Análise | Poder e Política

Lula e o andamento do 3º Golpe

Presente nas manifestações dos dias 23 e 24 de janeiro em Porto Alegre, a professora Vera França analisa a condenação de Lula em segunda instância. A sentença revela um país dividido; uma aliança autoritária entre poderes econômicos, políticos jurídicos e midiáticos; e a continuação do processo que começou com o impeachment de Dilma Roussef e prosseguiu com a revisão das políticas sociais dos governos petistas.

Charge: Vitor Teixeira.

No dia 23 de janeiro deste ano cerca de 100 mil pessoas se fizeram presentes em Porto Alegre, na Esquina Democrática, manifestando seu apoio ao direito de Lula ser candidato. Essas pessoas – brasileiros e brasileiras de todos os estados do país – representavam a grande parcela de eleitores que exprimem sua preferência eleitoral pelo ex-presidente, mas também aqueles que apostam na prática democrática como o caminho mais legítimo para os embates políticos. Além de Lula, discursaram várias lideranças do PT e de movimentos sociais, incluindo possíveis candidatos de outros partidos do campo progressista.

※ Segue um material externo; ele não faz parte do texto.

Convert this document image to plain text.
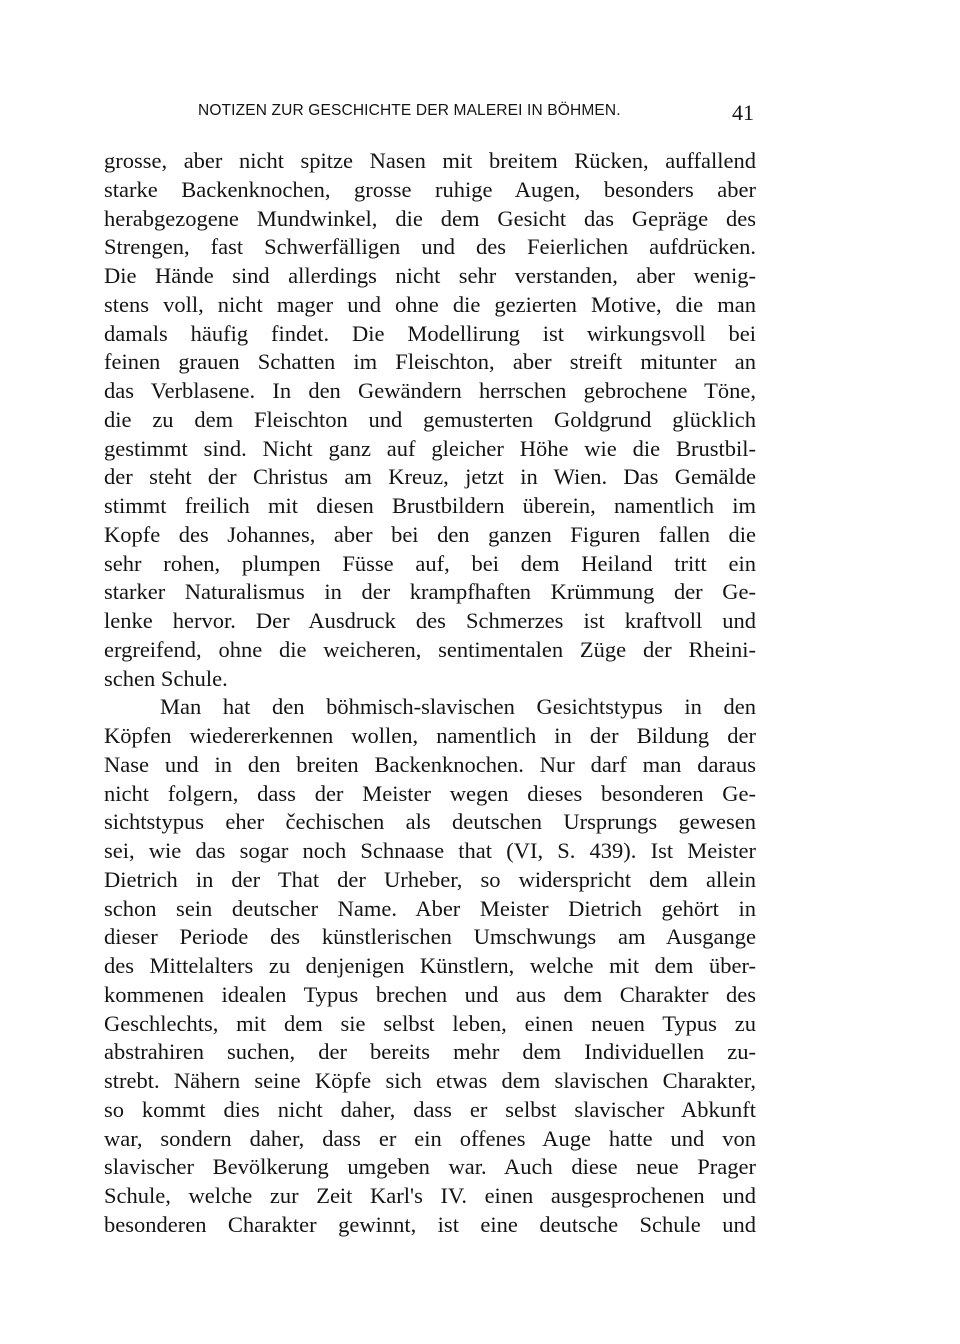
NOTIZEN ZUR GESCHICHTE DER MALEREI IN BÖHMEN.	41
grosse, aber nicht spitze Nasen mit breitem Rücken, auffallend
starke Backenknochen, grosse ruhige Augen, besonders aber
herabgezogene Mundwinkel, die dem Gesicht das Gepräge des
Strengen, fast Schwerfälligen und des Feierlichen aufdrücken.
Die Hände sind allerdings nicht sehr verstanden, aber wenig-
stens voll, nicht mager und ohne die gezierten Motive, die man
damals häufig findet. Die Modellirung ist wirkungsvoll bei
feinen grauen Schatten im Fleischton, aber streift mitunter an
das Verblasene. In den Gewändern herrschen gebrochene Töne,
die zu dem Fleischton und gemusterten Goldgrund glücklich
gestimmt sind. Nicht ganz auf gleicher Höhe wie die Brustbil-
der steht der Christus am Kreuz, jetzt in Wien. Das Gemälde
stimmt freilich mit diesen Brustbildern überein, namentlich im
Kopfe des Johannes, aber bei den ganzen Figuren fallen die
sehr rohen, plumpen Füsse auf, bei dem Heiland tritt ein
starker Naturalismus in der krampfhaften Krümmung der Ge-
lenke hervor. Der Ausdruck des Schmerzes ist kraftvoll und
ergreifend, ohne die weicheren, sentimentalen Züge der Rheini-
schen Schule.
Man hat den böhmisch-slavischen Gesichtstypus in den
Köpfen wiedererkennen wollen, namentlich in der Bildung der
Nase und in den breiten Backenknochen. Nur darf man daraus
nicht folgern, dass der Meister wegen dieses besonderen Ge-
sichtstypus eher čechischen als deutschen Ursprungs gewesen
sei, wie das sogar noch Schnaase that (VI, S. 439). Ist Meister
Dietrich in der That der Urheber, so widerspricht dem allein
schon sein deutscher Name. Aber Meister Dietrich gehört in
dieser Periode des künstlerischen Umschwungs am Ausgange
des Mittelalters zu denjenigen Künstlern, welche mit dem über-
kommenen idealen Typus brechen und aus dem Charakter des
Geschlechts, mit dem sie selbst leben, einen neuen Typus zu
abstrahiren suchen, der bereits mehr dem Individuellen zu-
strebt. Nähern seine Köpfe sich etwas dem slavischen Charakter,
so kommt dies nicht daher, dass er selbst slavischer Abkunft
war, sondern daher, dass er ein offenes Auge hatte und von
slavischer Bevölkerung umgeben war. Auch diese neue Prager
Schule, welche zur Zeit Karl's IV. einen ausgesprochenen und
besonderen Charakter gewinnt, ist eine deutsche Schule und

No dia seguinte, 24 de janeiro, naquela cidade, na sede do Tribunal Regional Federal da 4a Região (TRF-4), se deu o julgamento do recurso apresentado pela defesa de Lula contra a condenação determinada em 1ª instância pelo Juiz Sérgio Moro, em Curitiba. Numa sessão que durou 8 horas e 15 minutos, neste julgamento de 2ª instância, os três desembargadores votaram pela manutenção da condenação, ampliando a pena para 12 anos e 1 mês de prisão, com início em regime fechado. O voto dos desembargadores, unânime e concertado, e insensível à manifestação da véspera, refletiu uma outra parcela da população, que apoiou o impeachment e se opõe a uma possível volta de Lula, bem como se inscreve dentro do mesmo movimento que vem atuando para excluir sua pessoa e eliminar aquilo que ele representa. O crime julgado e causa da condenação é o já famoso tríplex de Guarujá, que nesta história cumpre o mesmo papel das “pedaladas” de Dilma – um pretexto juridicamente frágil que serve para cumprir as formalidades.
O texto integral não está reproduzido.